Rollstuhlfahren mit Lerneffekt und Spaß

30.5.2017, 11:00 Uhr
Rollstuhlfahren mit Lerneffekt und Spaß

© Foto: Leberzammer

"Ihr müsst schon beide Hände an den Rädern haben", weist Anke Kiefer-Junker die Grundschüler an, die sich mittels Rollstuhl durch einen Hindernisparcours bewegen sollen und dabei vom Weg abzukommen drohen – an einer von fünf Stationen in der Schulturnhalle, an denen körperliche Beeinträchtigungen unmittelbar erlebbar werden sollen.

Kiefer-Junker ist eine der Initiatorinnen des Projekts. Und ihre Motivation ist schlichtweg Frustration: Seit fünf Jahren ist die 38-Jährige selbst auf einen Rollstuhl angewiesen. "Für mich persönlich ist das nicht so schlimm, mir geht es gut damit", erklärt sie.

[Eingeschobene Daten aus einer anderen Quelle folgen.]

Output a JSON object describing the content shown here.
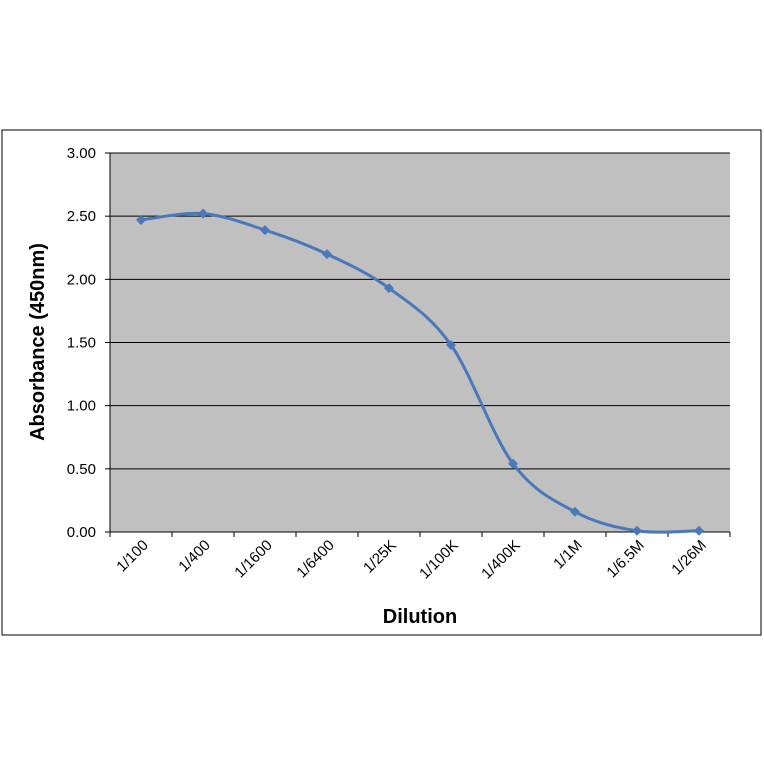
{
  "chart_data": {
    "type": "line",
    "x_label": "Dilution",
    "y_label": "Absorbance (450nm)",
    "categories": [
      "1/100",
      "1/400",
      "1/1600",
      "1/6400",
      "1/25K",
      "1/100K",
      "1/400K",
      "1/1M",
      "1/6.5M",
      "1/26M"
    ],
    "values": [
      2.47,
      2.52,
      2.39,
      2.2,
      1.93,
      1.48,
      0.54,
      0.16,
      0.01,
      0.01
    ],
    "color": "#4a78b8",
    "ylim": [
      0,
      3
    ],
    "yticks": [
      {
        "value": 0,
        "label": "0.00"
      },
      {
        "value": 0.5,
        "label": "0.50"
      },
      {
        "value": 1,
        "label": "1.00"
      },
      {
        "value": 1.5,
        "label": "1.50"
      },
      {
        "value": 2,
        "label": "2.00"
      },
      {
        "value": 2.5,
        "label": "2.50"
      },
      {
        "value": 3,
        "label": "3.00"
      }
    ],
    "grid": true
  }
}
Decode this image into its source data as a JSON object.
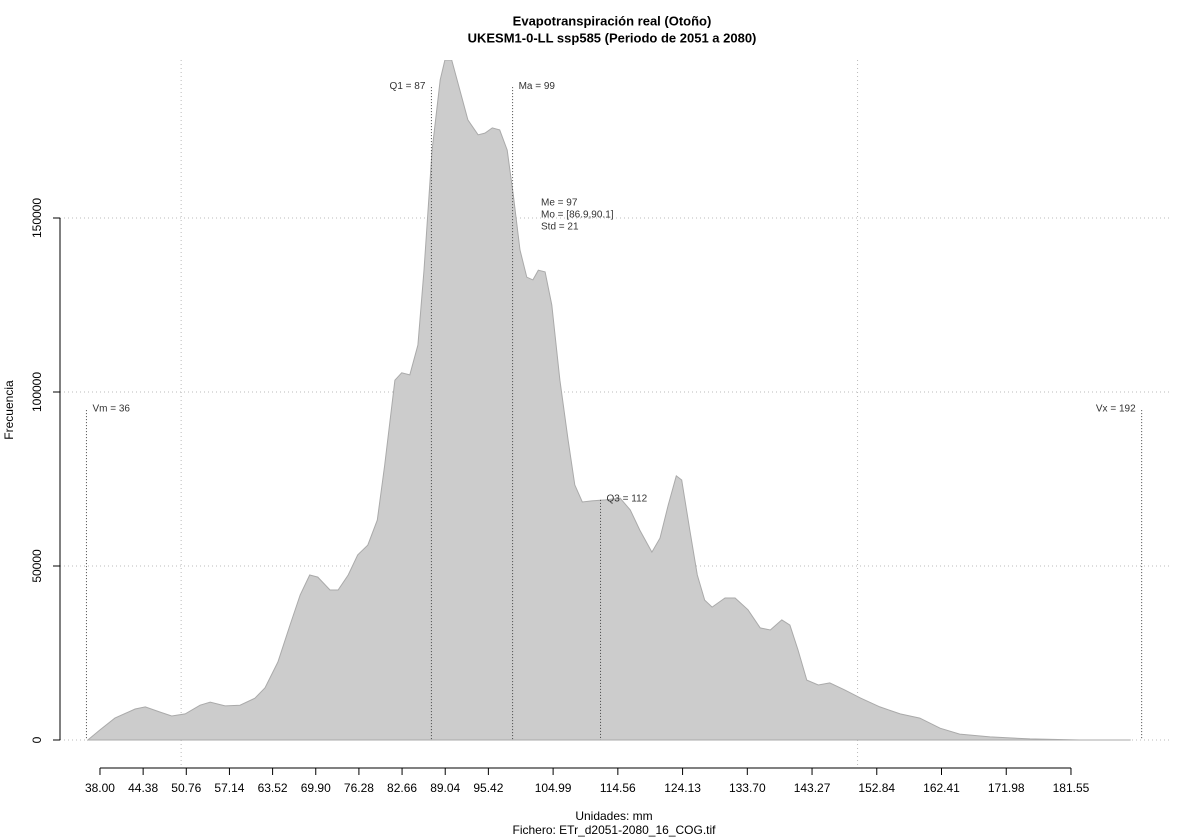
{
  "chart_data": {
    "type": "area",
    "title": "Evapotranspiración real (Otoño)",
    "subtitle": "UKESM1-0-LL ssp585 (Periodo de 2051 a 2080)",
    "xlabel": "Unidades: mm",
    "caption": "Fichero: ETr_d2051-2080_16_COG.tif",
    "ylabel": "Frecuencia",
    "color": "#cccccc",
    "x": [
      36.2,
      38,
      40.2,
      43.2,
      44.7,
      46.9,
      48.6,
      50.6,
      52.8,
      54.3,
      56.5,
      58.7,
      60.9,
      62.4,
      64.3,
      66.1,
      67.6,
      69.0,
      70.2,
      72.0,
      73.2,
      74.7,
      76.1,
      77.6,
      79.0,
      80.1,
      81.6,
      82.6,
      83.8,
      85.0,
      85.9,
      87.1,
      88.3,
      89.0,
      90.0,
      91.2,
      92.4,
      93.9,
      94.9,
      96.0,
      97.1,
      98.2,
      99.1,
      100.1,
      101.1,
      102.0,
      102.8,
      103.8,
      104.8,
      106.0,
      107.2,
      108.2,
      109.3,
      110.7,
      112.7,
      114.9,
      116.4,
      117.8,
      119.6,
      120.8,
      122.0,
      123.2,
      124.0,
      125.2,
      126.3,
      127.4,
      128.5,
      130.4,
      131.9,
      133.8,
      135.6,
      137.1,
      138.8,
      140.0,
      141.2,
      142.5,
      144.2,
      145.9,
      148.1,
      150.4,
      153.3,
      156.3,
      159.2,
      162.2,
      165.1,
      169.6,
      175.5,
      182.9,
      190.3
    ],
    "values": [
      0,
      2900,
      6300,
      8900,
      9500,
      8000,
      6900,
      7500,
      10000,
      10900,
      9800,
      10000,
      12000,
      15000,
      22400,
      33000,
      41700,
      47400,
      46800,
      43100,
      43100,
      47400,
      53200,
      56000,
      63200,
      79000,
      103400,
      105500,
      104900,
      113500,
      135000,
      169500,
      189700,
      195400,
      195400,
      186800,
      178200,
      173900,
      174400,
      175900,
      175300,
      169500,
      156600,
      140800,
      133000,
      132200,
      135000,
      134500,
      125000,
      103400,
      86200,
      73300,
      68400,
      68700,
      69000,
      69500,
      66100,
      60300,
      54000,
      58000,
      67500,
      75900,
      74700,
      60300,
      47400,
      40200,
      38200,
      40800,
      40800,
      37400,
      32200,
      31600,
      34500,
      33000,
      25900,
      17200,
      15800,
      16400,
      14400,
      12100,
      9500,
      7500,
      6300,
      3400,
      1700,
      900,
      300,
      0,
      0
    ],
    "xlim": [
      32.09,
      196.19
    ],
    "ylim": [
      -8050,
      195400
    ],
    "xticks": [
      {
        "value": 38,
        "label": "38.00"
      },
      {
        "value": 44.38,
        "label": "44.38"
      },
      {
        "value": 50.76,
        "label": "50.76"
      },
      {
        "value": 57.14,
        "label": "57.14"
      },
      {
        "value": 63.52,
        "label": "63.52"
      },
      {
        "value": 69.9,
        "label": "69.90"
      },
      {
        "value": 76.28,
        "label": "76.28"
      },
      {
        "value": 82.66,
        "label": "82.66"
      },
      {
        "value": 89.04,
        "label": "89.04"
      },
      {
        "value": 95.42,
        "label": "95.42"
      },
      {
        "value": 104.99,
        "label": "104.99"
      },
      {
        "value": 114.56,
        "label": "114.56"
      },
      {
        "value": 124.13,
        "label": "124.13"
      },
      {
        "value": 133.7,
        "label": "133.70"
      },
      {
        "value": 143.27,
        "label": "143.27"
      },
      {
        "value": 152.84,
        "label": "152.84"
      },
      {
        "value": 162.41,
        "label": "162.41"
      },
      {
        "value": 171.98,
        "label": "171.98"
      },
      {
        "value": 181.55,
        "label": "181.55"
      }
    ],
    "yticks": [
      0,
      50000,
      100000,
      150000
    ],
    "xgrid": [
      50,
      150
    ],
    "grid": true,
    "annotations": [
      {
        "label": "Vm = 36",
        "x": 36,
        "y": 94800,
        "side": "right"
      },
      {
        "label": "Q1 = 87",
        "x": 87,
        "y": 187600,
        "side": "left"
      },
      {
        "label": "Ma = 99",
        "x": 99,
        "y": 187600,
        "side": "right"
      },
      {
        "label": "Q3 = 112",
        "x": 112,
        "y": 69000,
        "side": "right"
      },
      {
        "label": "Vx = 192",
        "x": 192,
        "y": 94800,
        "side": "left"
      }
    ],
    "stats": [
      "Me = 97",
      "Mo = [86.9,90.1]",
      "Std = 21"
    ]
  }
}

Richtig ärgern muss sie sich allerdings, wenn ihr Sohn, der die dritte Klasse der Hans-Sachs-Schule besucht, sich vor anderen Kindern für seine Mutter rechtfertigen muss. "Auch manche Eltern haben merkwürdig auf mich reagiert", berichtet Anke Kiefer-Junker. "Sie machen einen Bogen um mich, als ob ich ansteckend wäre. Dabei bin ich ein ganz normaler Mensch, der halt nur nicht laufen kann."

Ein positiver und optimistischer Mensch obendrein. Umso mehr freut sie sich nun, dass die Inklusionstage sowohl bei Schülern als auch Eltern gut ankommen. "Es dauert eben manchmal etwas, bis andere Menschen auf einen zukommen", meint Kiefer-Junker. Die Kinder sind jedenfalls ganz wild auf die Rollstuhlfahrten. "Und genau das wollten wir doch erreichen: dass sie merken, dass wir ganz gewöhnliche Menschen sind."

Bürgermeister mit Krakelschrift

Mitstreiter für dieses Projekt hat die junge Frau beim Behindertenrat der Stadt gefunden, der den Inklusionstag zusammen mit Elternschaft und Schulleitung der Hans-Sachs-Schule auf die Beine gestellt hat. Mit Ingrid Streck ist dort die ehemalige Rektorin der Schule Mitglied, und so kam man rasch zusammen.

Neben Kiefer-Junkers Rollstuhl-Parcours gibt es weitere Stationen, an denen Gehörlose das Gebärden-Alphabet erklären, Sehbehinderte die Blindenschrift oder MS-Kranke über ihr Handicap berichten. Mit Gewichten an den Unterarmen und als Rechtshänder mit links zu schreiben, das ist eine der Herausforderungen, vor der die Schüler gestellt werden.

Fürths Bürgermeister Markus Braun macht ebenfalls eine spezielle Erfahrung: Er hat schon viele Dokumente unterzeichnet, doch mit links bestimmt noch nicht. Die Schrift ist entsprechend krakelig. Gemeinsam mit Sozialreferentin Elisabeth Reichert hat Braun die Inklusionstage besucht. Beide lobten das große ehrenamtliche Engagement und die professionelle Umsetzung durch die Beteiligten. "Ein Beispiel, das Schule machen soll", findet Braun: Der Premiere in Stadeln sollen Fortsetzungen an allen Grundschulen folgen.

"Eine gute Sache für Fürth und für die Inklusion", meint auch Ingrid Streck, und bei der Pensionärin hört man noch immer die Schulleiterin durch: "Die Kollegen wollen die Inklusionstage weiter vorantreiben, damit die Idee nicht versandet."

Anke Kiefer-Junker ist begeistert von Strecks Ankündigung, die Aktion auf andere Schulen zu übertragen. Nur ihre Stimme muss sie dann vorher etwas trainieren: Vom vielen Reden und den zahlreichen Ratschlägen fürs Rollstuhlfahren ist sie am Ende des zweiten Tags ganz heiser. "Aber wenn ich nicht jedes Mal 300 Kindern alles erzählen muss, bin ich wieder dabei", sagt sie.